神の計画とは何か。 「あなたがたのために与える、わたしのからだです。」 という言葉に含まれている意味だろう。 イエスのからだ、即ち、人の心の苦楽を理解し、神の意図を理解できるような霊を宿すからだを、信じる一人一人に与えると言われたのだろう。
15節で、イエスが 「わたしは、苦しみを受ける前に、あなたがたといっしょに、この過越の食事をすることをどんなに望んでいたことか。」 と言っておられるのは、そのために赦しの計画、即ち 「わたしの血による新しい契約」 を過越し祭りの第一日目に、宣言したいと望んでおられたのだと、私は思いたい。
イエスは、人間としてのからだを離れ、本来の霊のからだとしての働きに戻られる事を、意識し始めておられたのではないだろうか。 その後にも、神の御計画をイエスが実践されたように、この世の中で実践していく身体が必要だ。 だから、それをあなたがたに与えると言われたのだと考える事が出来ます。 (他の受け止め方もあると思いますが・・・・・)
しかし、問題が残ります。その個人(弟子達を初め私や貴方)に実践する力が有るのかという問題です。
一つの対処策が、次の事です。
「わたしを覚えてこれを行ないなさい。

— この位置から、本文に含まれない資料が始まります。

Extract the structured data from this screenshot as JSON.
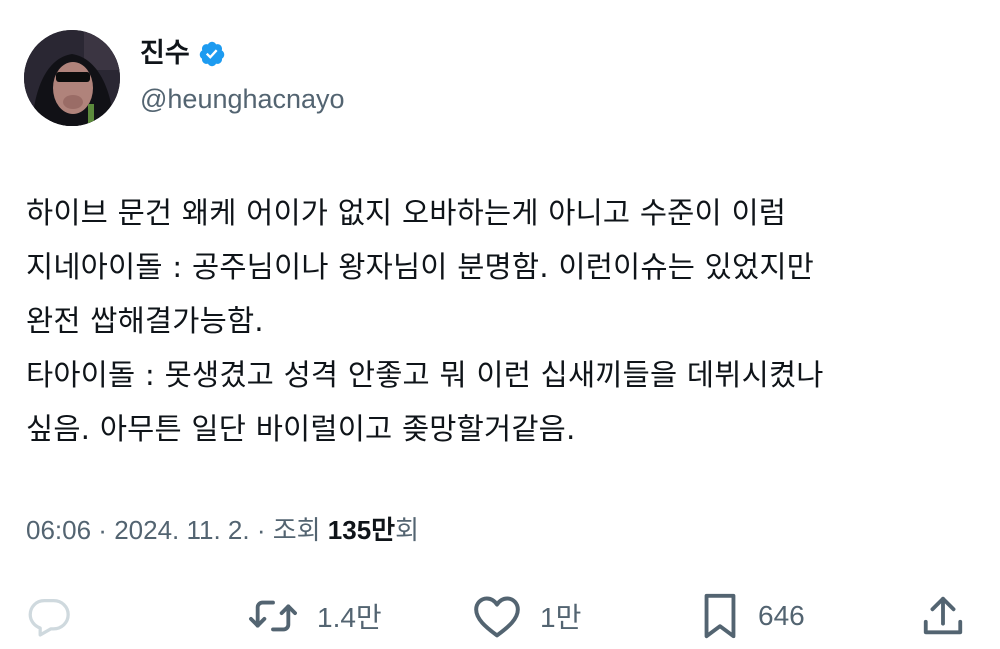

」 とは、 「記念するため」 という訳語にも現れているように、イエスの身体が十字架の上で死んだこと、それも私たちに与えて下さるために死んだ事を、覚える・(記念する)・思い出すために、あの儀式を繰り返して実行しながら、福音の奥深さを味わいなさいと言われた。 私は、自分でも驚くほど忘れ易く、事々の関連性など理解出来ない事を、イエスは先刻御存知であるということだ。
(私の脳裏をかすめる言葉) 人がその友のためにいのちを捨てるという、これよりも大きな愛はだれも持っていません。 ヨハネ15章13節
(私の感想) 部分と全体の関連を把握することが、これほど困難な作業になるとは、予想できなかった。